Uma reflexão sobre os abismos sociais de nosso país.


- Foto Reprodução Web

Não costumo prestar atenção em nada que não seja o trânsito enquanto estou dirigindo. O medo exacerbado de atropelar alguém ou de uma "fechada" de um motociclista me acompanha no carona. Mas dia desses, descendo pra labuta rotineira, entre as vielas da comunidade "belavistana", a realidade me lascou um belo tapa, me fazendo desviar o olhar. Na esquina, bem na esquina mesmo, próximo ao ponto final do ônibus, sentada no chão, uma menininha brincava com latinhas vazias de atum, barro e um palitinho. Pés descalços, só de short e o narizinho revelando uma gripe (?). Faz tempo que não me lembro de ficar tantos dias com uma cena ocupando boa parte das minhas lembranças. Faz tempo que a realidade não me esmurra desse jeito. Faz tempo que não vejo a vida resumida, em tantas formas e possibilidades, num tempo tão curto quanto o "passar".

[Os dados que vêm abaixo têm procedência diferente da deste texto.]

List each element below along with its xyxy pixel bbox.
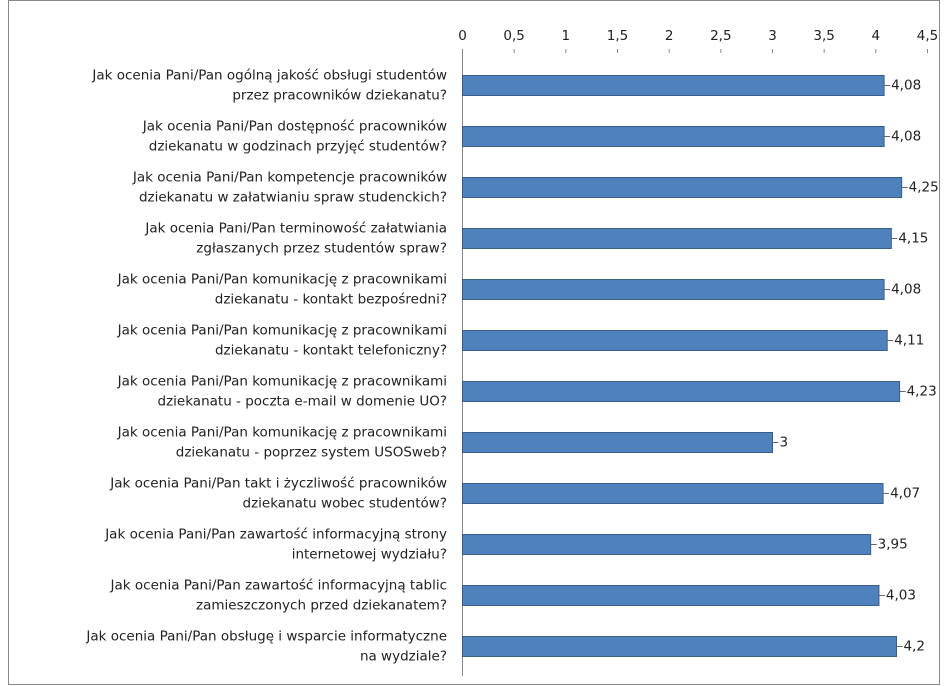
value-label: 4,08 <box>891 129 921 145</box>
bar <box>462 534 872 555</box>
category-label: zgłaszanych przez studentów spraw? <box>196 241 447 257</box>
bar <box>462 381 901 402</box>
x-tick-label: 1,5 <box>607 28 628 44</box>
category-label: dziekanatu w załatwianiu spraw studencki… <box>139 190 447 206</box>
category-label: Jak ocenia Pani/Pan kompetencje pracowni… <box>132 170 447 186</box>
category-label: Jak ocenia Pani/Pan dostępność pracownik… <box>142 119 447 135</box>
value-label: 4,08 <box>891 282 921 298</box>
value-label: 4,03 <box>886 588 916 604</box>
x-tick-label: 4,5 <box>917 28 938 44</box>
category-label: dziekanatu - poczta e-mail w domenie UO? <box>158 394 447 410</box>
value-label: 4,07 <box>890 486 920 502</box>
category-label: internetowej wydziału? <box>292 547 447 563</box>
category-label: Jak ocenia Pani/Pan komunikację z pracow… <box>117 272 447 288</box>
bar <box>462 330 888 351</box>
category-label: Jak ocenia Pani/Pan ogólną jakość obsług… <box>91 68 447 84</box>
category-label: Jak ocenia Pani/Pan zawartość informacyj… <box>104 527 447 543</box>
category-label: Jak ocenia Pani/Pan obsługę i wsparcie i… <box>85 629 447 645</box>
bar <box>462 126 885 147</box>
value-label: 4,08 <box>891 78 921 94</box>
bar <box>462 177 903 198</box>
bar <box>462 585 880 606</box>
category-label: Jak ocenia Pani/Pan komunikację z pracow… <box>117 323 447 339</box>
x-tick-label: 2 <box>665 28 674 44</box>
x-tick-label: 2,5 <box>710 28 731 44</box>
category-label: dziekanatu - kontakt bezpośredni? <box>215 292 447 308</box>
category-label: zamieszczonych przed dziekanatem? <box>196 598 447 614</box>
chart-frame <box>8 0 940 685</box>
category-label: Jak ocenia Pani/Pan takt i życzliwość pr… <box>109 476 447 492</box>
bar <box>462 483 884 504</box>
value-label: 4,11 <box>894 333 924 349</box>
value-label: 4,2 <box>904 639 925 655</box>
x-tick-label: 1 <box>562 28 571 44</box>
bar <box>462 279 885 300</box>
category-label: dziekanatu - poprzez system USOSweb? <box>176 445 447 461</box>
x-tick-label: 3 <box>768 28 777 44</box>
x-tick-label: 0 <box>458 28 467 44</box>
bar <box>462 432 773 453</box>
category-label: Jak ocenia Pani/Pan zawartość informacyj… <box>110 578 447 594</box>
value-label: 4,15 <box>898 231 928 247</box>
bar <box>462 228 892 249</box>
x-tick-label: 4 <box>872 28 881 44</box>
value-label: 4,23 <box>907 384 937 400</box>
category-label: na wydziale? <box>360 649 447 665</box>
category-label: Jak ocenia Pani/Pan komunikację z pracow… <box>117 374 447 390</box>
category-label: Jak ocenia Pani/Pan komunikację z pracow… <box>117 425 447 441</box>
category-label: dziekanatu w godzinach przyjęć studentów… <box>149 139 447 155</box>
category-label: dziekanatu wobec studentów? <box>243 496 448 512</box>
category-label: dziekanatu - kontakt telefoniczny? <box>215 343 447 359</box>
category-label: Jak ocenia Pani/Pan terminowość załatwia… <box>144 221 447 237</box>
bar <box>462 636 897 657</box>
x-tick-label: 0,5 <box>503 28 524 44</box>
value-label: 3,95 <box>878 537 908 553</box>
x-tick-label: 3,5 <box>813 28 834 44</box>
bar <box>462 75 885 96</box>
value-label: 4,25 <box>909 180 939 196</box>
category-label: przez pracowników dziekanatu? <box>232 88 447 104</box>
value-label: 3 <box>780 435 789 451</box>
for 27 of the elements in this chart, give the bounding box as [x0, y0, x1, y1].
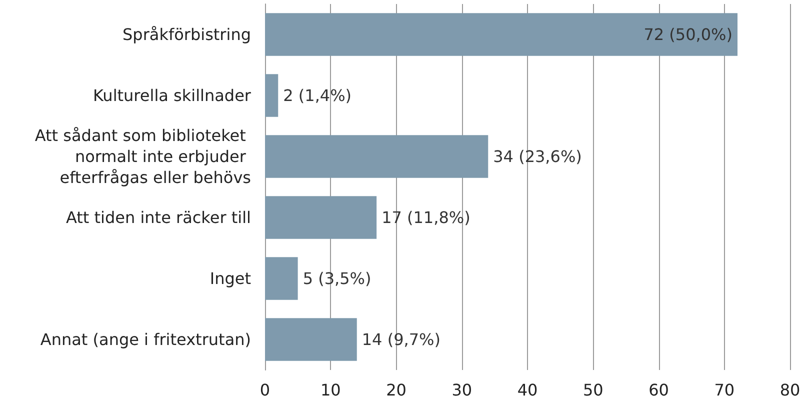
y-tick-label: Att sådant som biblioteket normalt inte erbjuder efterfrågas eller behövs — [34, 126, 251, 187]
x-tick-label: 10 — [320, 380, 341, 400]
y-tick-label: Inget — [210, 269, 251, 288]
x-tick-label: 30 — [452, 380, 472, 400]
bar — [265, 74, 278, 117]
bar — [265, 196, 377, 239]
data-label: 5 (3,5%) — [302, 269, 372, 288]
x-tick-label: 70 — [714, 380, 735, 400]
data-label: 2 (1,4%) — [283, 86, 352, 105]
x-tick-label: 40 — [517, 380, 538, 400]
data-label: 17 (11,8%) — [382, 208, 470, 227]
bar — [265, 135, 488, 178]
x-tick-label: 50 — [582, 380, 604, 400]
y-tick-label: Kulturella skillnader — [92, 86, 252, 105]
data-label: 34 (23,6%) — [493, 147, 582, 166]
x-tick-label: 60 — [648, 380, 669, 400]
x-tick-label: 20 — [386, 380, 406, 400]
bar — [265, 318, 357, 361]
y-tick-label: Att tiden inte räcker till — [66, 208, 251, 227]
bar — [265, 13, 738, 56]
x-tick-label: 0 — [260, 380, 270, 400]
bar — [265, 257, 298, 300]
y-tick-label: Språkförbistring — [122, 25, 251, 44]
data-label: 72 (50,0%) — [644, 25, 732, 44]
data-label: 14 (9,7%) — [362, 330, 440, 349]
y-tick-label: Annat (ange i fritextrutan) — [40, 330, 251, 349]
x-tick-label: 80 — [780, 380, 800, 400]
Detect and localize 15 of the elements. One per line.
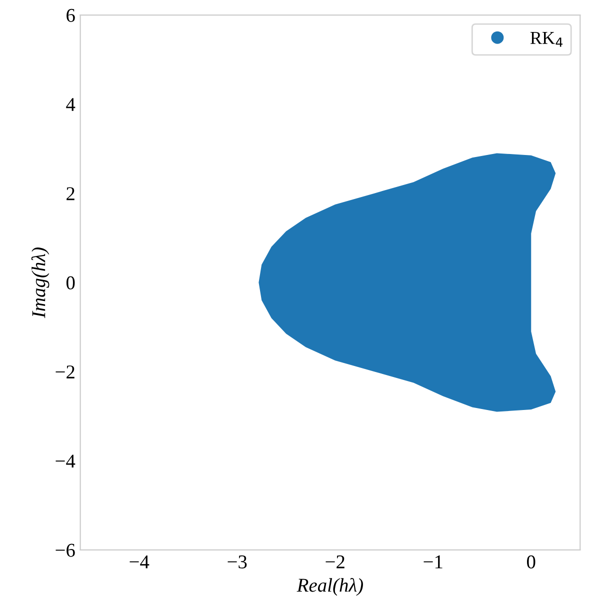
legend-label: RK$_{4}$: [530, 32, 563, 47]
y-axis-title: Imag(hλ): [31, 248, 50, 318]
x-tick-label: −2: [326, 555, 344, 568]
y-tick-label: 4: [66, 98, 76, 111]
y-tick-label: −2: [56, 365, 74, 378]
x-tick-label: 0: [527, 555, 536, 568]
y-tick-label: 2: [66, 187, 74, 200]
y-tick-label: −4: [56, 454, 76, 468]
y-tick-label: 0: [66, 276, 75, 290]
x-tick-label: −4: [130, 555, 150, 568]
x-tick-label: −3: [228, 555, 247, 568]
x-axis-title: Real(hλ): [296, 578, 363, 596]
x-tick-label: −1: [424, 555, 442, 568]
y-tick-label: 6: [66, 8, 75, 22]
y-tick-label: −6: [56, 544, 75, 557]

Passei rapidamente, não podia parar o carro ali e conversar com ela, queria saber o que estava cozinhado, qual era o prato do dia e se aquela ilusão era fruto da fome ou da fartura. Tá, sou boba não. Sei que fartura por ali é uma pompa que a realidade não proporciona. Seletiva, ela tem por hábito ser mais cruel com quem sente a dor do estômago vazio.

Ali, em alguns segundos, passei por três lugares/tempo: passado, presente e o lugar do outro. O passado me fez refletir sobre todas as lutas sociais e o avanço que conseguimos até aqui. O presente, como essas lutas não conseguiram alcançar aquela mocinha na esquina cozinhando barro. E o famoso e pouco visitado lugar do outro, até onde essa criança e seus tutores se importam em saber. Isso não é uma crítica, e sim uma dúvida. Até onde não saber ou não se importar ou conhecer impacta nos tempos verbais da vida? Saímos há pouco de um processo eleitoral democrático, autêntico e favorável à horizontalidade da população, mas que ainda é questionado e repudiado por uma parcela ínfima que insiste em ocupar o lugar que não lhes cabe. Seja em rodovias, Linhas Vermelhas ou Amarelas, ou calçadas de quartéis. E que ignoram a necessidade de tornar real a equidade social. Ignoram a criança na calçada, desprezam a dor do estômago vazio aos gritos de "ordem e progresso" embalados pela melodia do hino nacional e cobertos por arrogância.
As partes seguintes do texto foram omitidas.